Transportation and Infrastructure
Two years ago, former Senate President Bill Galvano (R-Bradenton) passed his largest priority for session – the creation of a new, comprehensive rural transportation program in Florida. Known as Multi-Use Corridors of Regional Economic Significance (M-CORES), the project encompassed three expansive highway projects in rural areas of the state. M-CORES are now officially part of the Florida Department of Transportation’s (FDOT) Five-Year Work Program, and are projected to cost the state more than $100 million annually going forward (construction is set to begin in 2022). Democrat lawmakers in both chambers have announced proposals to remove the toll roads from state statute, essentially blocking the projects from going forward and freeing up the state dollars in a time of economic downturn. Proponents of M-CORES highlight the economic development opportunities where it is much needed – in some of the most rural parts of the state.
Just last week, President Simpson announced a proposal that could essentially upend the M-CORES program. The measure would essentially repeal the 2019 law creating the program, but would allow for two projects similar to those outlined in the previous plan.
Governor DeSantis’ spending plan calls to fully fund the Five-Year Work Program, which includes various highway construction, seaport, airport, and rail projects. However, state transportation officials recently either cut or delayed nearly 80 projects from the Program in effort to prepare for the budget shortfall. Officials have clarified that these are not active projects.
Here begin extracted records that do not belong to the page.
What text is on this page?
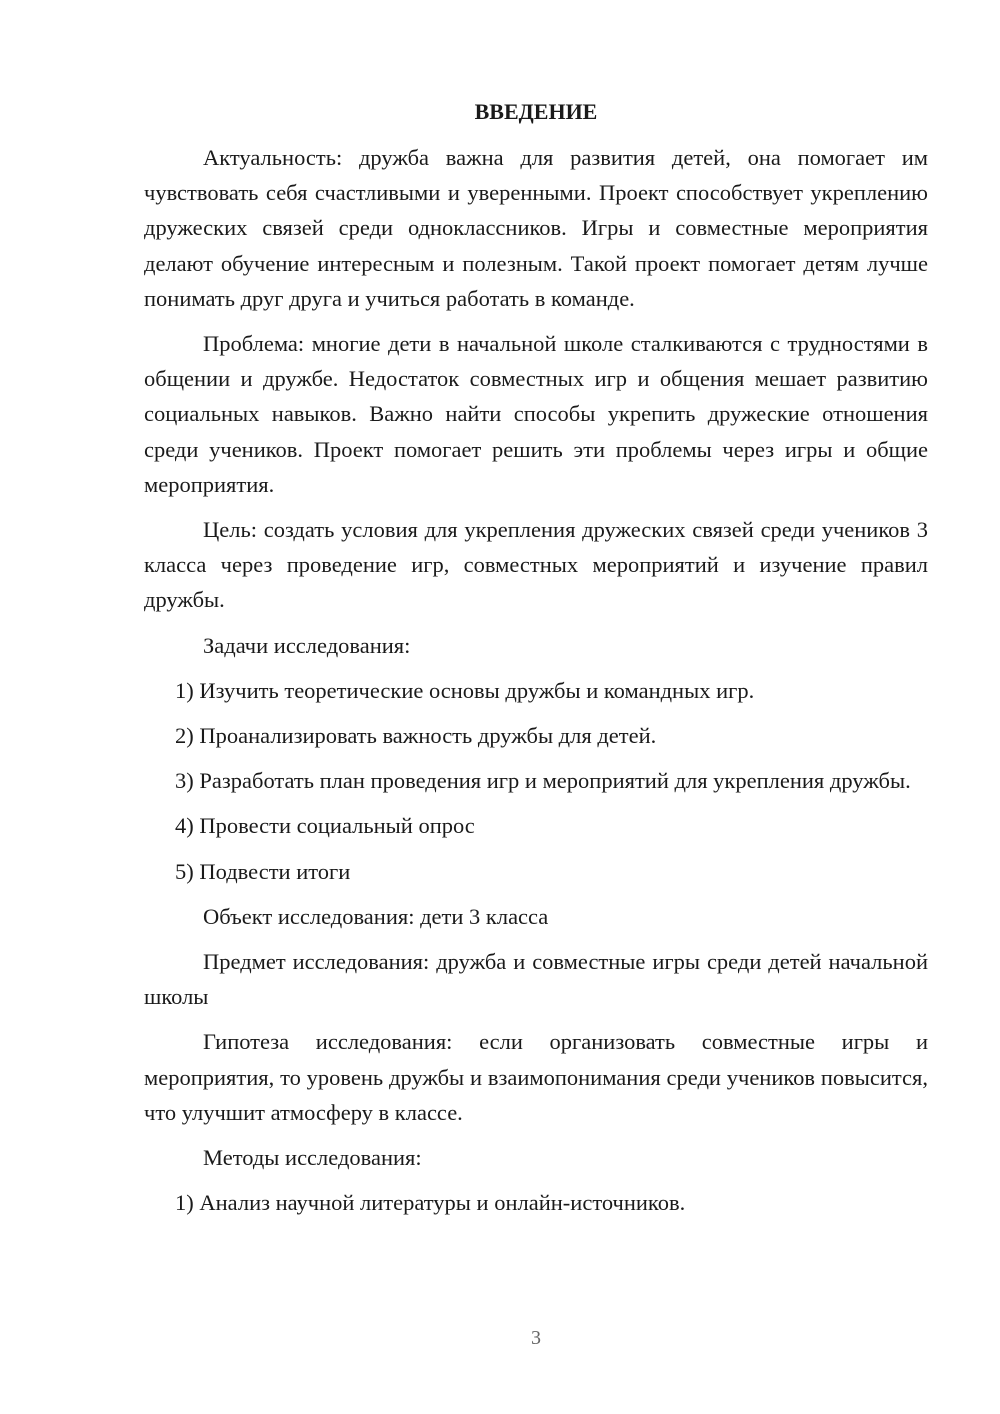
ВВЕДЕНИЕ

Актуальность: дружба важна для развития детей, она помогает им чувствовать себя счастливыми и уверенными. Проект способствует укреплению дружеских связей среди одноклассников. Игры и совместные мероприятия делают обучение интересным и полезным. Такой проект помогает детям лучше понимать друг друга и учиться работать в команде.

Проблема: многие дети в начальной школе сталкиваются с трудностями в общении и дружбе. Недостаток совместных игр и общения мешает развитию социальных навыков. Важно найти способы укрепить дружеские отношения среди учеников. Проект помогает решить эти проблемы через игры и общие мероприятия.

Цель: создать условия для укрепления дружеских связей среди учеников 3 класса через проведение игр, совместных мероприятий и изучение правил дружбы.

Задачи исследования:

1) Изучить теоретические основы дружбы и командных игр.

2) Проанализировать важность дружбы для детей.

3) Разработать план проведения игр и мероприятий для укрепления дружбы.

4) Провести социальный опрос

5) Подвести итоги

Объект исследования: дети 3 класса

Предмет исследования: дружба и совместные игры среди детей начальной школы

Гипотеза исследования: если организовать совместные игры и мероприятия, то уровень дружбы и взаимопонимания среди учеников повысится, что улучшит атмосферу в классе.

Методы исследования:

1) Анализ научной литературы и онлайн-источников.

3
Lawmakers in both chambers will also consider comprehensive transportation packages this session, which outline FDOT’s legislative priorities for the year, and include matters relating to the state’s roadways, transportation policies, airports and seaports, among other issues.
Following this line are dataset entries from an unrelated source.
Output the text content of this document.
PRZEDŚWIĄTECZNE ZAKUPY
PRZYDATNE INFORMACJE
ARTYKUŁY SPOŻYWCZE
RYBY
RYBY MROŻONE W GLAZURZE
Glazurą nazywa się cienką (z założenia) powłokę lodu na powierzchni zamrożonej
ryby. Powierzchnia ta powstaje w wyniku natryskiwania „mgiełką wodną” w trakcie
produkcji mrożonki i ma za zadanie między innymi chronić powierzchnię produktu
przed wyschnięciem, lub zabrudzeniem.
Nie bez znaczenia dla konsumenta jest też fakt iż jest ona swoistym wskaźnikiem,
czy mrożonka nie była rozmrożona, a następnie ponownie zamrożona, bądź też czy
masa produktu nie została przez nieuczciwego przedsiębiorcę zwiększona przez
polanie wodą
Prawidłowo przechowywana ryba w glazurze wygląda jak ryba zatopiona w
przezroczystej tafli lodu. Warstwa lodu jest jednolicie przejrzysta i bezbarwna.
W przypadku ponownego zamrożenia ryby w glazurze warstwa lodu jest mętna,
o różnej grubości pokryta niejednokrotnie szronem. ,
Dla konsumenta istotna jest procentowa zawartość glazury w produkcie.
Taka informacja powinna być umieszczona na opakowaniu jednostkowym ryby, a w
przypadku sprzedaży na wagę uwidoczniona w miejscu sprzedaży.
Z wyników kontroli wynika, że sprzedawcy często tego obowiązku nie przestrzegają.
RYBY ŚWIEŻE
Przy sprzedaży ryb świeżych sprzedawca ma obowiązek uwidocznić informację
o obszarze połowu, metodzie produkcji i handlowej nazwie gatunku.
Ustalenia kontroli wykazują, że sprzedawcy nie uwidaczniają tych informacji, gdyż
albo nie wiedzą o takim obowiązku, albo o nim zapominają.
There is much to be decided and much at stake in the legislature in the coming months, with critical state policy and funding issues up for discussion. As of this writing, members have already filed nearly 3,000 bills for consideration this session. The number of bills that will actually be heard and moved through the process, however, will be much smaller. Typically, only about 200 bills pass completely through the legislative process by the time session wraps up.
In the coming weeks, lawmakers will hopefully receive more clarification on the state’s budget situation. Members will continue to hear various policy proposals relating to a wide array of topics affecting the state. In addition, appropriations subcommittees will continue to meet and craft their individual budgets, each of which will make up sections of the overall budget plans approved by the House and Senate. Once those plans are passed, the two chambers will go into budget conference, where negotiations are made over differences between the two spending plans. Once a comprehensive budget is agreed upon and passed by both chambers, it will be sent to the Governor for his consideration. The budget conference process typically happens during the last two weeks of session.
The 60-day session is scheduled to wrap up on Friday, April 30th.